Derivative analysis is crucial in understanding how a function behaves. By analyzing derivatives, we can identify critical points where the function's slope is zero or undefined. This helps us determine points of interest on a graph, such as local minima, maxima, or points of inflection.
To find these critical points, we examine where the first derivative of a function equals zero or doesn't exist. For instance, given the derivative \[y^{\prime}=(x-1)^2(x-2)(x-4)\], set this equal to zero to find where potential changes in direction occur. Solving yields the critical points at \(x = 1\), \(x = 2\), and \(x = 4\).
After identifying critical points, the next step is to test intervals between them to see where the derivative changes sign. This involves picking test values from each interval and substituting them into the derivative.

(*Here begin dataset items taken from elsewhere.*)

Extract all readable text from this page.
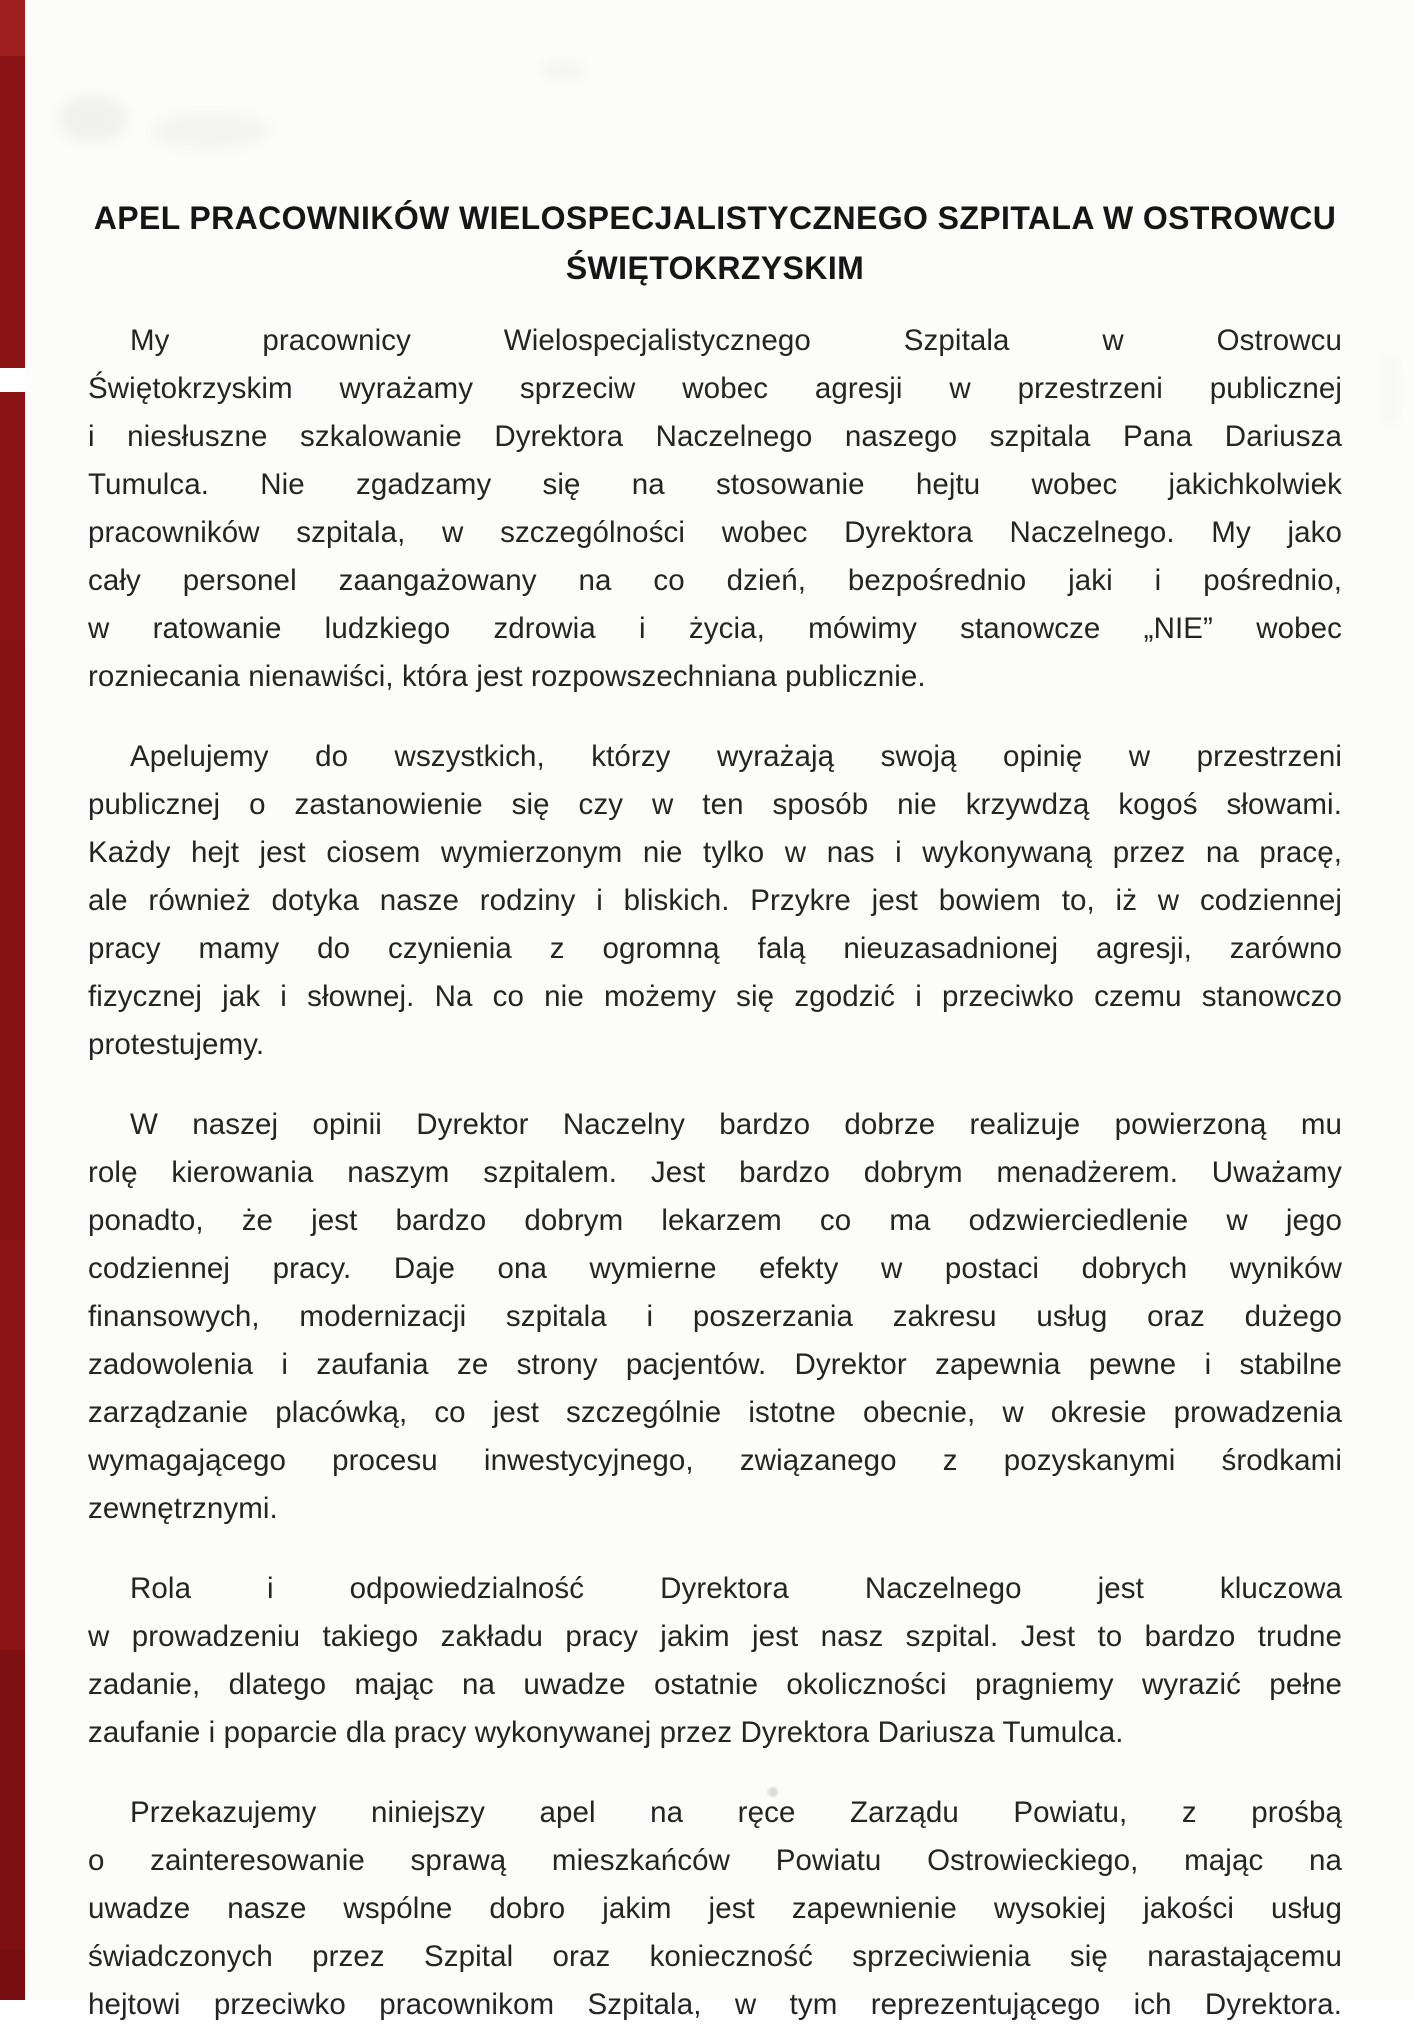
APEL PRACOWNIKÓW WIELOSPECJALISTYCZNEGO SZPITALA W OSTROWCU
ŚWIĘTOKRZYSKIM
My pracownicy Wielospecjalistycznego Szpitala w Ostrowcu
Świętokrzyskim wyrażamy sprzeciw wobec agresji w przestrzeni publicznej
i niesłuszne szkalowanie Dyrektora Naczelnego naszego szpitala Pana Dariusza
Tumulca. Nie zgadzamy się na stosowanie hejtu wobec jakichkolwiek
pracowników szpitala, w szczególności wobec Dyrektora Naczelnego. My jako
cały personel zaangażowany na co dzień, bezpośrednio jaki i pośrednio,
w ratowanie ludzkiego zdrowia i życia, mówimy stanowcze „NIE” wobec
rozniecania nienawiści, która jest rozpowszechniana publicznie.
Apelujemy do wszystkich, którzy wyrażają swoją opinię w przestrzeni
publicznej o zastanowienie się czy w ten sposób nie krzywdzą kogoś słowami.
Każdy hejt jest ciosem wymierzonym nie tylko w nas i wykonywaną przez na pracę,
ale również dotyka nasze rodziny i bliskich. Przykre jest bowiem to, iż w codziennej
pracy mamy do czynienia z ogromną falą nieuzasadnionej agresji, zarówno
fizycznej jak i słownej. Na co nie możemy się zgodzić i przeciwko czemu stanowczo
protestujemy.
W naszej opinii Dyrektor Naczelny bardzo dobrze realizuje powierzoną mu
rolę kierowania naszym szpitalem. Jest bardzo dobrym menadżerem. Uważamy
ponadto, że jest bardzo dobrym lekarzem co ma odzwierciedlenie w jego
codziennej pracy. Daje ona wymierne efekty w postaci dobrych wyników
finansowych, modernizacji szpitala i poszerzania zakresu usług oraz dużego
zadowolenia i zaufania ze strony pacjentów. Dyrektor zapewnia pewne i stabilne
zarządzanie placówką, co jest szczególnie istotne obecnie, w okresie prowadzenia
wymagającego procesu inwestycyjnego, związanego z pozyskanymi środkami
zewnętrznymi.
Rola i odpowiedzialność Dyrektora Naczelnego jest kluczowa
w prowadzeniu takiego zakładu pracy jakim jest nasz szpital. Jest to bardzo trudne
zadanie, dlatego mając na uwadze ostatnie okoliczności pragniemy wyrazić pełne
zaufanie i poparcie dla pracy wykonywanej przez Dyrektora Dariusza Tumulca.
Przekazujemy niniejszy apel na ręce Zarządu Powiatu, z prośbą
o zainteresowanie sprawą mieszkańców Powiatu Ostrowieckiego, mając na
uwadze nasze wspólne dobro jakim jest zapewnienie wysokiej jakości usług
świadczonych przez Szpital oraz konieczność sprzeciwienia się narastającemu
hejtowi przeciwko pracownikom Szpitala, w tym reprezentującego ich Dyrektora.
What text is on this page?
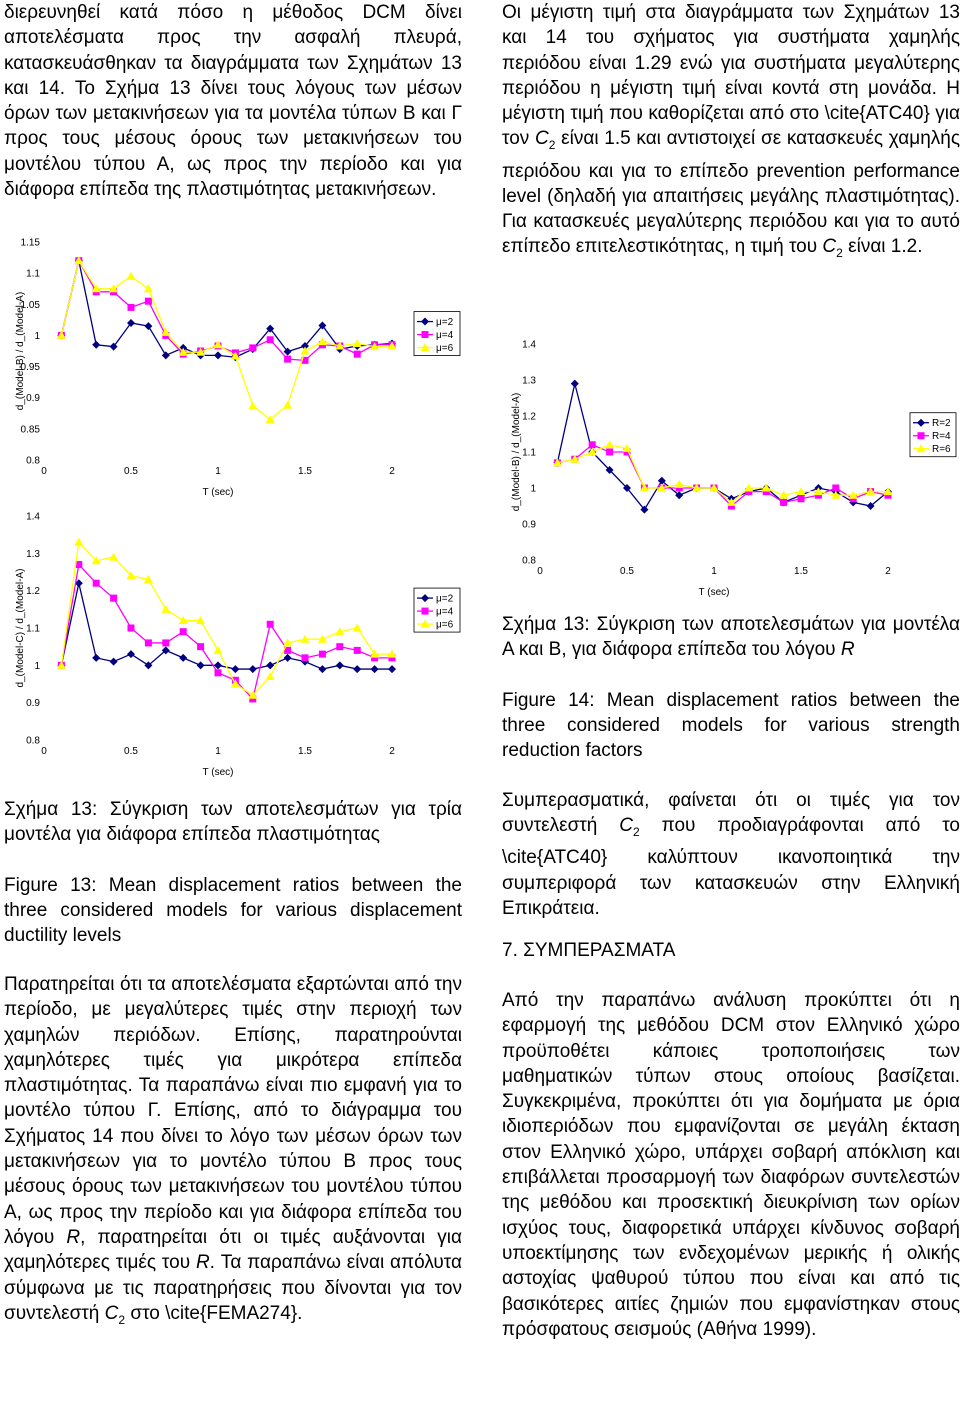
διερευνηθεί κατά πόσο η μέθοδος DCM δίνει αποτελέσματα προς την ασφαλή πλευρά, κατασκευάσθηκαν τα διαγράμματα των Σχημάτων 13 και 14. Το Σχήμα 13 δίνει τους λόγους των μέσων όρων των μετακινήσεων για τα μοντέλα τύπων Β και Γ προς τους μέσους όρους των μετακινήσεων του μοντέλου τύπου Α, ως προς την περίοδο και για διάφορα επίπεδα της πλαστιμότητας μετακινήσεων.

Σχήμα 13: Σύγκριση των αποτελεσμάτων για τρία μοντέλα για διάφορα επίπεδα πλαστιμότητας

Figure 13: Mean displacement ratios between the three considered models for various displacement ductility levels

Παρατηρείται ότι τα αποτελέσματα εξαρτώνται από την περίοδο, με μεγαλύτερες τιμές στην περιοχή των χαμηλών περιόδων. Επίσης, παρατηρούνται χαμηλότερες τιμές για μικρότερα επίπεδα πλαστιμότητας. Τα παραπάνω είναι πιο εμφανή για το μοντέλο τύπου Γ. Επίσης, από το διάγραμμα του Σχήματος 14 που δίνει το λόγο των μέσων όρων των μετακινήσεων για το μοντέλο τύπου Β προς τους μέσους όρους των μετακινήσεων του μοντέλου τύπου Α, ως προς την περίοδο και για διάφορα επίπεδα του λόγου R, παρατηρείται ότι οι τιμές αυξάνονται για χαμηλότερες τιμές του R. Τα παραπάνω είναι απόλυτα σύμφωνα με τις παρατηρήσεις που δίνονται για τον συντελεστή $C_2$ στο \cite{FEMA274}.

Οι μέγιστη τιμή στα διαγράμματα των Σχημάτων 13 και 14 του σχήματος για συστήματα χαμηλής περιόδου είναι 1.29 ενώ για συστήματα μεγαλύτερης περιόδου η μέγιστη τιμή είναι κοντά στη μονάδα. Η μέγιστη τιμή που καθορίζεται από στο \cite{ATC40} για τον $C_2$ είναι 1.5 και αντιστοιχεί σε κατασκευές χαμηλής περιόδου και για το επίπεδο prevention performance level (δηλαδή για απαιτήσεις μεγάλης πλαστιμότητας). Για κατασκευές μεγαλύτερης περιόδου και για το αυτό επίπεδο επιτελεστικότητας, η τιμή του $C_2$ είναι 1.2.

Σχήμα 13: Σύγκριση των αποτελεσμάτων για μοντέλα Α και Β, για διάφορα επίπεδα του λόγου R

Figure 14: Mean displacement ratios between the three considered models for various strength reduction factors

Συμπερασματικά, φαίνεται ότι οι τιμές για τον συντελεστή $C_2$ που προδιαγράφονται από το \cite{ATC40} καλύπτουν ικανοποιητικά την συμπεριφορά των κατασκευών στην Ελληνική Επικράτεια.

7. ΣΥΜΠΕΡΑΣΜΑΤΑ

Από την παραπάνω ανάλυση προκύπτει ότι η εφαρμογή της μεθόδου DCM στον Ελληνικό χώρο προϋποθέτει κάποιες τροποποιήσεις των μαθηματικών τύπων στους οποίους βασίζεται. Συγκεκριμένα, προκύπτει ότι για δομήματα με όρια ιδιοπεριόδων που εμφανίζονται σε μεγάλη έκταση στον Ελληνικό χώρο, υπάρχει σοβαρή απόκλιση και επιβάλλεται προσαρμογή των διαφόρων συντελεστών της μεθόδου και προσεκτική διευκρίνιση των ορίων ισχύος τους, διαφορετικά υπάρχει κίνδυνος σοβαρή υποεκτίμησης των ενδεχομένων μερικής ή ολικής αστοχίας ψαθυρού τύπου που είναι και από τις βασικότερες αιτίες ζημιών που εμφανίστηκαν στους πρόσφατους σεισμούς (Αθήνα 1999).

1.15
1.1
1.05
1
0.95
0.9
0.85
0.8
0	0.5	1	1.5	2
T (sec)
d_(Model-B) / d_(Model-A)	μ=2
μ=4
μ=6
1.4
1.3
1.2
1.1
1
0.9
0.8
0	0.5	1	1.5	2
T (sec)
d_(Model-C) / d_(Model-A)	μ=2
μ=4
μ=6
1.4
1.3
1.2
1.1
1
0.9
0.8
0	0.5	1	1.5	2
T (sec)
d_(Model-B) / d_(Model-A)	R=2
R=4
R=6
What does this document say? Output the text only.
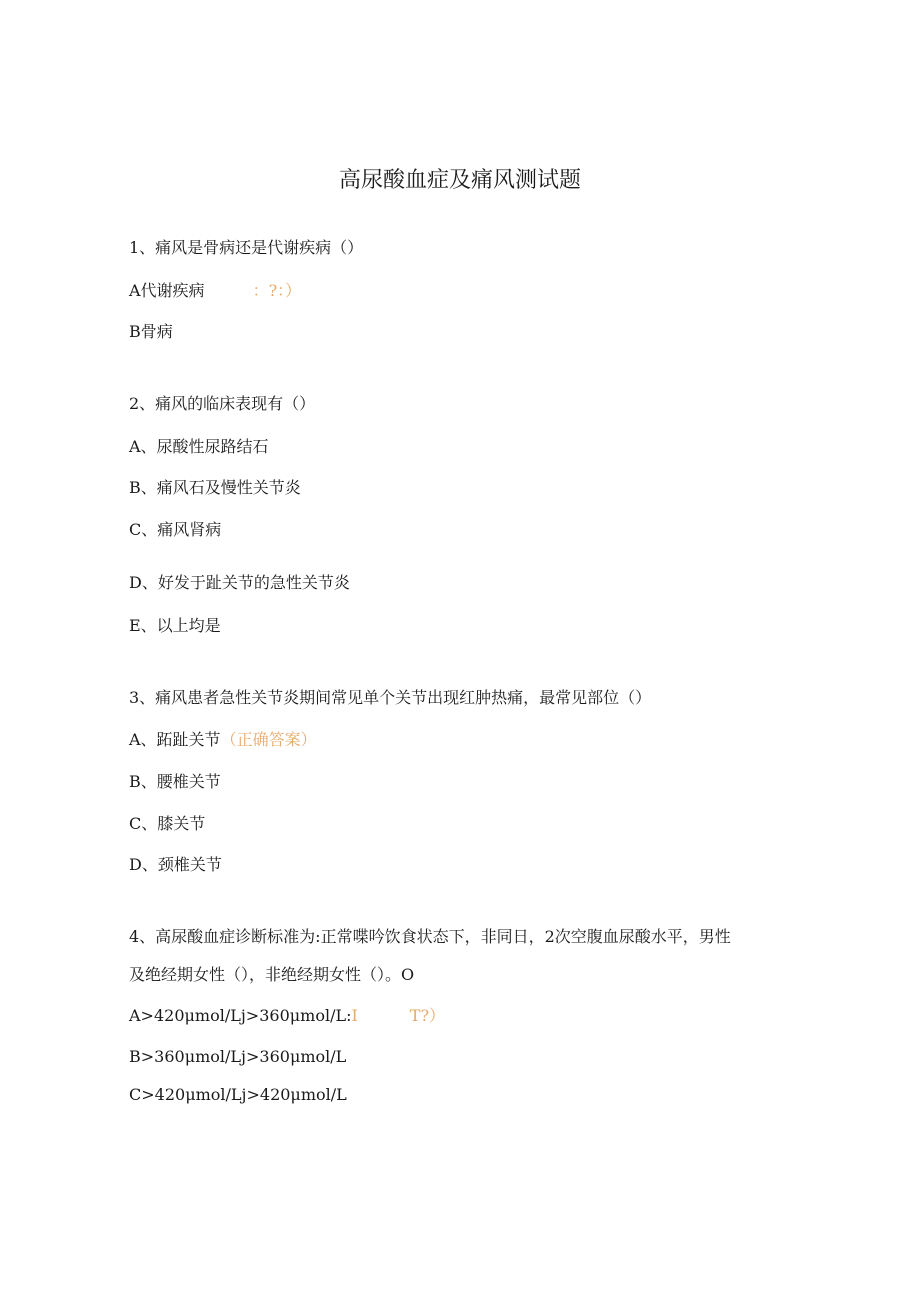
高尿酸血症及痛风测试题
1、痛风是骨病还是代谢疾病（）
A代谢疾病	：?：）
B骨病
2、痛风的临床表现有（）
A、尿酸性尿路结石
B、痛风石及慢性关节炎
C、痛风肾病
D、好发于趾关节的急性关节炎
E、以上均是
3、痛风患者急性关节炎期间常见单个关节出现红肿热痛，最常见部位（）
A、跖趾关节（正确答案）
B、腰椎关节
C、膝关节
D、颈椎关节
4、高尿酸血症诊断标准为:正常喋吟饮食状态下，非同日，2次空腹血尿酸水平，男性
及绝经期女性（），非绝经期女性（）。O
A>420μmol∕Lj>360μmol∕L:I	T?）
B>360μmol∕Lj>360μmol∕L
C>420μmol∕Lj>420μmol∕L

If the sign of the derivative changes, it indicates a potential point of interest, such as a local minimum, maximum, or inflection point.

Local minima and maxima are key features of a function's graph, representing the lowest or highest points in a particular section. To determine these points:

• Identify critical points where the derivative is zero or undefined.
• Analyze the behavior of the derivative around these points using test values in the intervals.

For example, if the derivative changes from negative to positive at a certain critical point, it indicates a local minimum. In our function, this occurs at \(x = 2\). Conversely, a change from positive to negative indicates a local maximum, as seen at \(x = 4\).
Thus,

• A local minimum means the function has a "valley," where the function goes from decreasing to increasing.
• A local maximum represents a "peak," where the function transitions from increasing to decreasing.

This step-by-step analysis helps us map out the entire behavior of the function across different intervals.

Points of inflection are special points where the function's graph changes concavity. This means the curve switches from being concave up (like a cup) to concave down (like a cap), or vice versa.
To identify points of inflection, we often need to compute and analyze the second derivative, but sometimes the behavior of the first derivative can also provide clues. In the case of the derivative \(y^{\prime}=(x-1)^2(x-2)(x-4)\), the critical point \(x = 1\) is a point of inflection because the derivative changes its behavior subtly around this point.
Although the sign of the derivative at \(x=1\) does not change in a traditional sense (negative to negative), the nature of the curve shifts, indicating a change in concavity. It's key to understand that an inflection point is where the graph's "bend" alters, which is often accompanied by a visual transition in the function's slope.
Recognizing points of inflection helps in predicting the graph's behavior, ensuring a deeper understanding when sketching or analyzing the function.